Deleting unwanted metrics
Deleting unwanted data in Prometheus is a two-step process. First, the unwanted series need to be marked for deletion with the Prometheus API. Once that’s done, the metrics need to actually be deleted, again with the Prometheus API.
Because I already had the metrics to be deleted nicely listed in a file with one metric name per line, I wrote a quick bash script to automate the deletion:
#! /bin/bash
PROMETHEUS_SERVER="http://localhost:28015"
metrics_list="${1}"
while read metric; do
echo "$metric"
curl -X POST -g "${PROMETHEUS_SERVER}/api/v1/admin/tsdb/delete_series?match[]=${metric}"
done <$metrics_list
curl -X POST -g "${PROMETHEUS_SERVER}/api/v1/admin/tsdb/clean_tombstones"
It takes the aforementioned list and calls the series deletion API for each of the lines in that file, assuming that each line only contains the name of a metric to be deleted. Once that’s done, it calls the tombstone cleaning API, which really deletes the series from the TSDB.
The first part of the script ran through perfectly fine for me. But the cleaning of the tombstones failed:
"status":"error","errorType":"internal","error":"clean tombstones: /prometheus/01HSKJ3DX27WGS1NZTS0F87K6V: 2 errors: preallocate: no space left on device; sync /prometheus/01HZW9FS0W6JT1R0YJ1ZTH332N.tmp-for-creation/chunks/000011: file a
And no, I did not accidentally cut off the message there - that’s all the Prom API send. 😁 So I left it too late. Prometheus didn’t even have enough space left on the volume to execute the tombstone deletion.
Prometheus stores data in chunks on the disk, containing all the data for a specific time period. When you delete the data, it has to open every chunk which contains data from the metric to be removed, needs to remove the data and then write out a new chunk. And it did not have enough space left to write out the new chunk while not having deleted the old chunk yet. In the end I capitulated and increased the size of the Prometheus volume again, by another 20 GB. That was enough. This is one of the reasons why I like to use S3 whenever I can. When I run out of space there I just need to throw in another disk, no mucking about with volume sizes.

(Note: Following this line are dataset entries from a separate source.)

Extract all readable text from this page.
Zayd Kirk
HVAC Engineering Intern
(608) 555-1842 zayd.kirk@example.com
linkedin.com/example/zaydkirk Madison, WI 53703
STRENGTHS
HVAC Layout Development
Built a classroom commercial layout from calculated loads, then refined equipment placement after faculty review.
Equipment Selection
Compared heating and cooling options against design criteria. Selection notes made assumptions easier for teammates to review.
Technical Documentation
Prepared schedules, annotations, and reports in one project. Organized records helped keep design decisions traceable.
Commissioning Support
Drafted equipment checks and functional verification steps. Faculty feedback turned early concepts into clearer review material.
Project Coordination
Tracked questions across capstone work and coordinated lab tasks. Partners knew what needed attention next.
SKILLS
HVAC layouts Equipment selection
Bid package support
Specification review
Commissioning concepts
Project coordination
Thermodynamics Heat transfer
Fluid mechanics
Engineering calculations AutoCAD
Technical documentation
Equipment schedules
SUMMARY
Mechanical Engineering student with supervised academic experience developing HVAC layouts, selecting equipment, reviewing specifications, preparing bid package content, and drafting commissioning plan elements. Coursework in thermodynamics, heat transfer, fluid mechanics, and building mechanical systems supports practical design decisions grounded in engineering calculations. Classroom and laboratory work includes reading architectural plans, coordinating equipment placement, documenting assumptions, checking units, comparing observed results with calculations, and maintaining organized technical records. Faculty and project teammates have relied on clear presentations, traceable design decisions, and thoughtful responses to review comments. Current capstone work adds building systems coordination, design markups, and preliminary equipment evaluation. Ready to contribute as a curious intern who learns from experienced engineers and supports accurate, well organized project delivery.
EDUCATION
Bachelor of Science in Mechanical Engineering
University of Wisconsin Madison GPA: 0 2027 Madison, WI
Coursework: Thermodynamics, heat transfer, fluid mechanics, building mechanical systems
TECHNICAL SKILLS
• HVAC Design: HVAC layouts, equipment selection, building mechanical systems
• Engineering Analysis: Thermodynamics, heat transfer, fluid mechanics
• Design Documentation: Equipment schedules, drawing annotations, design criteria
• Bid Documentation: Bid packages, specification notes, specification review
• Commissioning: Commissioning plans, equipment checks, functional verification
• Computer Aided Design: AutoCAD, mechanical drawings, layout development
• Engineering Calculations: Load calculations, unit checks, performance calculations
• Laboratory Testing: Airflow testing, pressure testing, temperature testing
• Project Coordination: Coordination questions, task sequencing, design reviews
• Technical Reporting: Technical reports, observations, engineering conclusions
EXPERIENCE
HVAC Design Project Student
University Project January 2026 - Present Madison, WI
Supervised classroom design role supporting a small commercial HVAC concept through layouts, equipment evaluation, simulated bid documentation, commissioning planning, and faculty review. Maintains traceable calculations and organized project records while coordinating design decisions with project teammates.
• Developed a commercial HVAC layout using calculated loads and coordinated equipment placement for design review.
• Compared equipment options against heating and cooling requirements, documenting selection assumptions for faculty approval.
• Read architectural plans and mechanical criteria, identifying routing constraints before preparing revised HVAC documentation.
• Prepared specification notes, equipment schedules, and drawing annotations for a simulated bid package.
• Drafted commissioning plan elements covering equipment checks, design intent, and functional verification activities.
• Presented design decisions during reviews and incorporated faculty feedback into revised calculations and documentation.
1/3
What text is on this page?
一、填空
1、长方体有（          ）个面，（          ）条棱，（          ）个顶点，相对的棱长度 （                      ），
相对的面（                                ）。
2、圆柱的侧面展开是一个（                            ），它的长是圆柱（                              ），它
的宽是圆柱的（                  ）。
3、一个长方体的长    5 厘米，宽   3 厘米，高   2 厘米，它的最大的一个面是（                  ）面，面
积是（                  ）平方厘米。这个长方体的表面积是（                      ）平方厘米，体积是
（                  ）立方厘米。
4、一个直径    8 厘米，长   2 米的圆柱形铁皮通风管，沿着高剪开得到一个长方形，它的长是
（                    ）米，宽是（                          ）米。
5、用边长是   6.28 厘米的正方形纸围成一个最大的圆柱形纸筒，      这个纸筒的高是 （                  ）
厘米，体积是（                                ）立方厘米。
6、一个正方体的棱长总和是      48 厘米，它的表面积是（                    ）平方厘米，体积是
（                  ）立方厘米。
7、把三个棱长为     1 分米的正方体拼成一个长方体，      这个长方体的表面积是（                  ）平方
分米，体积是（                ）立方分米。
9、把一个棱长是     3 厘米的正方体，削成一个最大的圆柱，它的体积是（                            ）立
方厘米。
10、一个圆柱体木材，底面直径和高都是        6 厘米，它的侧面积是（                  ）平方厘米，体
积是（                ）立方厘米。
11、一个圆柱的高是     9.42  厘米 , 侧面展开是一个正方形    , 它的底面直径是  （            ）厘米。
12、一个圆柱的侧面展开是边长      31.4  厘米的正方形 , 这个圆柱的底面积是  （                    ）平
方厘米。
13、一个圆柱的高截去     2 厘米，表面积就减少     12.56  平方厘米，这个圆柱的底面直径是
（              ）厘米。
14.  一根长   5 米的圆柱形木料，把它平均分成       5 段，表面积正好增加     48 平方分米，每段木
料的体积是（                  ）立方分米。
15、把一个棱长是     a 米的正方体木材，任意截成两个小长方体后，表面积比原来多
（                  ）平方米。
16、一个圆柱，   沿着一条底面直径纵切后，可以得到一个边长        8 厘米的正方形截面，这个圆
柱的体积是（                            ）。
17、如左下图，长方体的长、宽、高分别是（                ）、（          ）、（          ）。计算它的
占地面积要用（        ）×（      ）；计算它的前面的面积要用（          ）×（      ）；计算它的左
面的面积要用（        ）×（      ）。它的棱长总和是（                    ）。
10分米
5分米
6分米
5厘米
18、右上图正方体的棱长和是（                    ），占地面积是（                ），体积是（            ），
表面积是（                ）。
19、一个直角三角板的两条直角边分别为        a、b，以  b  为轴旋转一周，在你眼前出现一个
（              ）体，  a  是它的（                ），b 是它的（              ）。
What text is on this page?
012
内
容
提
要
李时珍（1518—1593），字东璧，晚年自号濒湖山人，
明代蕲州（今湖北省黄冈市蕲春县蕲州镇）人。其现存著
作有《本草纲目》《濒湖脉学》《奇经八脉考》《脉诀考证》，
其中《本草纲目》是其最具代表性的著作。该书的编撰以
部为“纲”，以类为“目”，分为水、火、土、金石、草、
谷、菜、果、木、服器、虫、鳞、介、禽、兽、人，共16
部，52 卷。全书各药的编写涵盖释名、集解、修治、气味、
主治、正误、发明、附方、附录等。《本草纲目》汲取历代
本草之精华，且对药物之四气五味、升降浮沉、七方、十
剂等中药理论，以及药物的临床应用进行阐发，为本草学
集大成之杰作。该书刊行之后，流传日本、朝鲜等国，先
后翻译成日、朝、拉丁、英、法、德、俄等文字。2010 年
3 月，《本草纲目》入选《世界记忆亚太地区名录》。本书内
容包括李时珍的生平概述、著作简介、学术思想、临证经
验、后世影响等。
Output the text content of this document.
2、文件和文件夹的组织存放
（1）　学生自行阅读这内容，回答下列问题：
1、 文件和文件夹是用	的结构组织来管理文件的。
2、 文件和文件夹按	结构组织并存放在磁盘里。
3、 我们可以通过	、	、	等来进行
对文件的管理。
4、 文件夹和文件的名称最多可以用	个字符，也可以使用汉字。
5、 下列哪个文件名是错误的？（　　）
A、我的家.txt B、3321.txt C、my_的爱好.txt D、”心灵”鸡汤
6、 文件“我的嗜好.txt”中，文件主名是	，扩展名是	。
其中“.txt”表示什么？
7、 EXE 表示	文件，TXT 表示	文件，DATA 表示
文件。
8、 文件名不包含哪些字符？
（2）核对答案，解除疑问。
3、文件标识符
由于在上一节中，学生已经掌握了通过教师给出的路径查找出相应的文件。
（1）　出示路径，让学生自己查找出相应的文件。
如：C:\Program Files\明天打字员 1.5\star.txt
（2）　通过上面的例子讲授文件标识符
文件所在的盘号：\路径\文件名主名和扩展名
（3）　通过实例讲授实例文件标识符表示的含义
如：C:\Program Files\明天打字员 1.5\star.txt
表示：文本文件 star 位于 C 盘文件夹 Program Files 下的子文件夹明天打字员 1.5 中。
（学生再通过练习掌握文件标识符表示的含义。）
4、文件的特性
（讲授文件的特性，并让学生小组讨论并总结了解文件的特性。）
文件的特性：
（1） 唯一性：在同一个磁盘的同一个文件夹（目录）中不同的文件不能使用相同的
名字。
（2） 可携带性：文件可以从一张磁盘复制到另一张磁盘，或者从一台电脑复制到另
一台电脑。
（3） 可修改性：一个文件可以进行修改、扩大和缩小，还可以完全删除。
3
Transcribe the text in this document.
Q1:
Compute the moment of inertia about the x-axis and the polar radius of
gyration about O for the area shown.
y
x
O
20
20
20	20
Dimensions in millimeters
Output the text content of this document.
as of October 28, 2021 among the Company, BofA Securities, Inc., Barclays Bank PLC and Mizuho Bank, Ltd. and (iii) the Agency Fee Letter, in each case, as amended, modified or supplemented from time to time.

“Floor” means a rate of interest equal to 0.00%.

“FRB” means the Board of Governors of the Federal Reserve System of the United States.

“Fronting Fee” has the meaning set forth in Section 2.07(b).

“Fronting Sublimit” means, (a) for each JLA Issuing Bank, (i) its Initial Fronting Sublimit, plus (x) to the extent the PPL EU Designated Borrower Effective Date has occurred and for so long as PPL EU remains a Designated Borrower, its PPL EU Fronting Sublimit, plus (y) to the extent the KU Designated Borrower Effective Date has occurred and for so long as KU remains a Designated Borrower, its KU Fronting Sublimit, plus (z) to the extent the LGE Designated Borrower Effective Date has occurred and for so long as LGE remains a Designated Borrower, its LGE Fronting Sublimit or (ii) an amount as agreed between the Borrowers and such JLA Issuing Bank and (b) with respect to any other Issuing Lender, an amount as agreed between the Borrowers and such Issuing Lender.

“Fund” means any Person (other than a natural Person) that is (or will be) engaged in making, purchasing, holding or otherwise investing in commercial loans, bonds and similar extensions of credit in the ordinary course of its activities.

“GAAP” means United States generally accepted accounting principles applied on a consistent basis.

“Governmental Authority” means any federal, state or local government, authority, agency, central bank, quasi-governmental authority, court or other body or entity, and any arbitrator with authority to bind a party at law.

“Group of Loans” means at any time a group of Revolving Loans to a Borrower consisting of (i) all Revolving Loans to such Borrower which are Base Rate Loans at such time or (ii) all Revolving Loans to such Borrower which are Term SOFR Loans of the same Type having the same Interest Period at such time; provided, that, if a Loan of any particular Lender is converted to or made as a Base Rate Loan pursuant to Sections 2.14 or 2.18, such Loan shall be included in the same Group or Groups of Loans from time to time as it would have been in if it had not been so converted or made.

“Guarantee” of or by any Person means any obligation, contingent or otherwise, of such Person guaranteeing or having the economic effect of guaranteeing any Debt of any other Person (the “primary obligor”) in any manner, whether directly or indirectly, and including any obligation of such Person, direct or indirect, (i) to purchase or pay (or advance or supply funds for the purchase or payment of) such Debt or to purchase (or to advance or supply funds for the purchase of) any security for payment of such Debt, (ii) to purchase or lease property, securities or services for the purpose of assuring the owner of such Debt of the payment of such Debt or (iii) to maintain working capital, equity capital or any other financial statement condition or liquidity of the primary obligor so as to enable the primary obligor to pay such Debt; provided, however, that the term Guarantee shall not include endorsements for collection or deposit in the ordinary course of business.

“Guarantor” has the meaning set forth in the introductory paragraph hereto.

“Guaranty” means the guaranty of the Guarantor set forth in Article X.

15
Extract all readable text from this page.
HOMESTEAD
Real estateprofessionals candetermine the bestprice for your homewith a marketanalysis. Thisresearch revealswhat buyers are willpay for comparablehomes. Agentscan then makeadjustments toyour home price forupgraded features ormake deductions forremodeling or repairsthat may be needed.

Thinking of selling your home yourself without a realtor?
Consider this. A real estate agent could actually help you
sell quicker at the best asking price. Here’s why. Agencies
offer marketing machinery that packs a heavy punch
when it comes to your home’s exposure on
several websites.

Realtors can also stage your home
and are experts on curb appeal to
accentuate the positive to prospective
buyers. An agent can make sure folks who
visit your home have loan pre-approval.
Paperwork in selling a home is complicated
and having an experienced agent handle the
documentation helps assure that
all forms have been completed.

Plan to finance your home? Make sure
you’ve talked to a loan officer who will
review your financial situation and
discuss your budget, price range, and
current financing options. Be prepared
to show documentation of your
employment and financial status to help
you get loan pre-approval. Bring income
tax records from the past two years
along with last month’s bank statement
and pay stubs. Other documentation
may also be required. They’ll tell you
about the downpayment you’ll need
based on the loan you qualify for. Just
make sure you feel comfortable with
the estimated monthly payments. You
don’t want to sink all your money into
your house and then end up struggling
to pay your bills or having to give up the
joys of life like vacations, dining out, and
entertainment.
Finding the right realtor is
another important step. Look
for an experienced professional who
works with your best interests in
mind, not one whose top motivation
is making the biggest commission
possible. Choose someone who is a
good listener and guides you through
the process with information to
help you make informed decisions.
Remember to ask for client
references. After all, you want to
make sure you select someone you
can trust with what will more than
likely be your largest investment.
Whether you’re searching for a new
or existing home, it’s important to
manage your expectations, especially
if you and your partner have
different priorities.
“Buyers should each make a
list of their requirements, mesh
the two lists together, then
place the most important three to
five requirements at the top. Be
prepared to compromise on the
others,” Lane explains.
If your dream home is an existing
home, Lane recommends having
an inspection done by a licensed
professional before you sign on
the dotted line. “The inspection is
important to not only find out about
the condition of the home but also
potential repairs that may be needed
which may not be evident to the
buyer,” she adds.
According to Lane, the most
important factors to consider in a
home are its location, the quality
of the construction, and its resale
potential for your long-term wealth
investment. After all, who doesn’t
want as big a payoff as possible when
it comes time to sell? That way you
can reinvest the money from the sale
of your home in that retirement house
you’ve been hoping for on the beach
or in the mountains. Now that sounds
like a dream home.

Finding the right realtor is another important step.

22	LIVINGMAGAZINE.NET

Increasing the volume size was not entirely simple, because the PVC is controlled not by a manually created manifest or even a Helm chart, but is instead created by the Prometheus operator when running the kube-prometheus-stack. As a consequence, updating the size has to follow a specific process, which is documented here. That was a pretty humiliating defeat. 😦
The tombstone cleanup is also pretty compute and memory intensive. Here’s the CPU consumption of the Prometheus container:
Future approaches
All the above being said, the entire action was not really much of a success. The percentage disk utilization plot I showed in the beginning looks rather impressive, dropping the disk utilization by about 30%. But quite frankly: That’s mostly due to the 20 GB increase in the volume size. Not because of my cleanup. A more realistic picture can be seen here, which is the bytes used of the Prometheus volume up to today:
This rate of growth isn’t really sustainable in the current setup. I will constantly run out of space on the volume. I could of course radically cut down on the retention period or on the metrics scraped, but I really don’t want to.
So in the near future, I will have to have a look at Thanos. It is already supported in kube-prometheus-stack, and it can provide long term storage in S3, which I prefer over disk volumes.
But that project has to wait until the k8s migration is done. I hope that I won’t have to repeat this action until that’s completed.